Editorial: No, criminal justice reforms didn’t cause a Whittier police officer’s killing

Slain officer Keith Boyer is remembered during a vigil at the Whittier police station on Feb. 20.
Slain officer Keith Boyer is remembered during a vigil at the Whittier police station on Feb. 20.
(Michael Owen Baker / For The Times)

The overwhelming grief felt by Whittier Police Chief Jeff Piper following the brutal killing Monday of Officer Keith Boyer is understandable. But public officials need to be held accountable for false or misleading statements that are calculated to sway opinion on important policy matters, even if those comments come during times of great duress. And unfortunately, Piper misused the occasion of Boyer’s traumatic death to lash out at recent criminal justice reforms.

“We need to wake up,” he said. “Enough is enough. You’re passing these propositions, you’re creating these laws.... It’s not good for our community [and] it’s not good for our officers.”

The outburst against laws adopted by the Legislature and the voters might have been forgivable had alleged killer Michael C. Mejia been paroled under last November’s Proposition 57, or released earlier than planned because his felony was changed to a misdemeanor under 2014’s Proposition 47, or otherwise at large because of some supposed defect in AB 109, the 2011 “realignment” law that assigned more criminal justice responsibilities to counties.


But none of those things were true, nor was Mejia the beneficiary of “early release.” The parole process restored by Proposition 57 hasn’t even kicked in yet, and Mejia had served his full time in prison for car theft, a crime unaffected by Proposition 47. AB 109 — despite the assertions of law enforcement leaders, elected officials and far too many news outlets that ought to know better — neither mandates nor permits “early release” from prison or jail.

Were there shortcomings in his county supervision, as there so often are with state parole supervision? If so, that’s what should be targeted.

Californians have been hearing complaints about criminal justice reform for years from officials who are uncomfortable with changing their practices or taking on new responsibilities for dealing with dangerous offenders. Los Angeles County Sheriff Jim McDonnell complained about reform measures in October, following the slaying of Sgt. Steve Owen in Lancaster — and again on Monday after Boyer’s death. Earlier on, the once-viable Republican Abel Maldonado centered his abortive election challenge to Gov. Jerry Brown on the provably false assertion that a host of killers had been allowed to commit their crimes because of AB 109. More generally, police have offered the specious assertion that a shift in public opinion away from tough-on-crime measures and toward more thoughtful outcome-oriented public safety policies have contributed to attacks on police officers.

Like Maldonado’s ill-chosen examples, Mejia had been not been released from prison any earlier than he would have been before any of the allegedly dangerous reforms. Under AB 109 he was supervised after prison not by state parole officers but by Los Angeles County probation officers. And when Mejia violated the terms of his probation — repeatedly — the county officers had several options for dealing with his violations, including sending him to jail for 10 days and seeking to revoke his supervised release.

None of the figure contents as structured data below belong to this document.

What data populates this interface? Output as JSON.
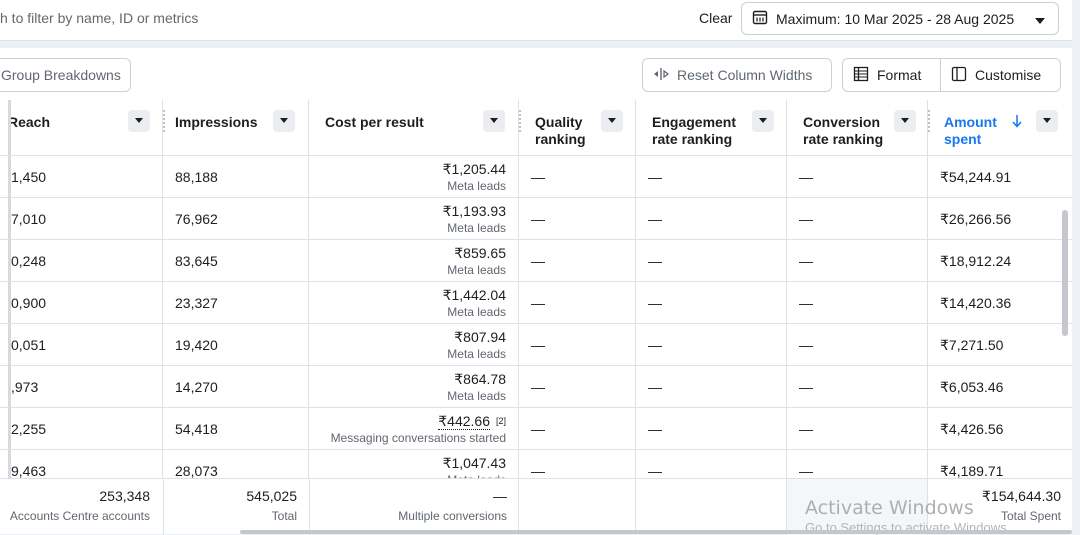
{
  "search": {
    "placeholder": "h to filter by name, ID or metrics"
  },
  "filters": {
    "clear_label": "Clear",
    "date_range_label": "Maximum: 10 Mar 2025 - 28 Aug 2025"
  },
  "toolbar": {
    "group_breakdowns_label": "Group Breakdowns",
    "reset_columns_label": "Reset Column Widths",
    "format_label": "Format",
    "customise_label": "Customise"
  },
  "columns": {
    "reach": "Reach",
    "impressions": "Impressions",
    "cost_per_result": "Cost per result",
    "quality": [
      "Quality",
      "ranking"
    ],
    "engagement": [
      "Engagement",
      "rate ranking"
    ],
    "conversion": [
      "Conversion",
      "rate ranking"
    ],
    "amount": [
      "Amount",
      "spent"
    ]
  },
  "rows": [
    {
      "reach": "1,450",
      "impressions": "88,188",
      "cost": "₹1,205.44",
      "cost_sub": "Meta leads",
      "quality": "—",
      "engagement": "—",
      "conversion": "—",
      "amount": "₹54,244.91"
    },
    {
      "reach": "7,010",
      "impressions": "76,962",
      "cost": "₹1,193.93",
      "cost_sub": "Meta leads",
      "quality": "—",
      "engagement": "—",
      "conversion": "—",
      "amount": "₹26,266.56"
    },
    {
      "reach": "0,248",
      "impressions": "83,645",
      "cost": "₹859.65",
      "cost_sub": "Meta leads",
      "quality": "—",
      "engagement": "—",
      "conversion": "—",
      "amount": "₹18,912.24"
    },
    {
      "reach": "0,900",
      "impressions": "23,327",
      "cost": "₹1,442.04",
      "cost_sub": "Meta leads",
      "quality": "—",
      "engagement": "—",
      "conversion": "—",
      "amount": "₹14,420.36"
    },
    {
      "reach": "0,051",
      "impressions": "19,420",
      "cost": "₹807.94",
      "cost_sub": "Meta leads",
      "quality": "—",
      "engagement": "—",
      "conversion": "—",
      "amount": "₹7,271.50"
    },
    {
      "reach": ",973",
      "impressions": "14,270",
      "cost": "₹864.78",
      "cost_sub": "Meta leads",
      "quality": "—",
      "engagement": "—",
      "conversion": "—",
      "amount": "₹6,053.46"
    },
    {
      "reach": "2,255",
      "impressions": "54,418",
      "cost": "₹442.66",
      "cost_note": "[2]",
      "cost_sub": "Messaging conversations started",
      "quality": "—",
      "engagement": "—",
      "conversion": "—",
      "amount": "₹4,426.56"
    },
    {
      "reach": "9,463",
      "impressions": "28,073",
      "cost": "₹1,047.43",
      "cost_sub": "Meta leads",
      "quality": "—",
      "engagement": "—",
      "conversion": "—",
      "amount": "₹4,189.71"
    }
  ],
  "totals": {
    "reach": "253,348",
    "reach_sub": "Accounts Centre accounts",
    "impressions": "545,025",
    "impressions_sub": "Total",
    "cost": "—",
    "cost_sub": "Multiple conversions",
    "amount": "₹154,644.30",
    "amount_sub": "Total Spent"
  },
  "watermark": {
    "title": "Activate Windows",
    "subtitle": "Go to Settings to activate Windows."
  },
  "colors": {
    "accent": "#1877f2",
    "border": "#dfe1e6"
  }
}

Certainly something went wrong. After repeated punishment he was still free to allegedly commit at least one murder. So — were there shortcomings in his county supervision, as there so often are with state parole supervision? If so, that’s what should be targeted, criticized and fixed, not the underlying reform that empowers counties to better manage their criminal populations.

Although it wasn’t the case with Mejia, AB 109 does mandate that some criminals convicted of less-serious crimes do their time in county jail instead of state prison — and some county jails are at capacity, which requires sheriffs to make decisions about whom to release before their terms expire. So it is certainly possible that a sheriff could choose to release an AB 109 felon before his or her full term expires.

Yet few counties do release felons from jail early, preferring instead to release misdemeanor inmates before their full six-month terms in order to provide enough space for felons. Most California sheriffs, including McDonnell, keep AB 109 inmates for their full felony terms.

Criminal justice reform puts those sheriffs, along with chief probation officers, boards of supervisors and other county officials, in the driver’s seat. They now have the ability to manage jail populations by assessing and comparing the risk of accused and convicted offenders to flee or commit new crimes. They have a range of options for overseeing them on parole-like community supervision. They can measure the impact of rehabilitation programs and respond accordingly.

Results in some parts of California — San Diego, for example, where crime is at the lowest rate in years and continues to drop — are good. In Los Angeles County and its constituent cities, officials seem overwhelmed by the size of their caseload and the scope of their challenge. Their frustration is understandable. But that does not alter their duty to accurately and dispassionately lay out the facts.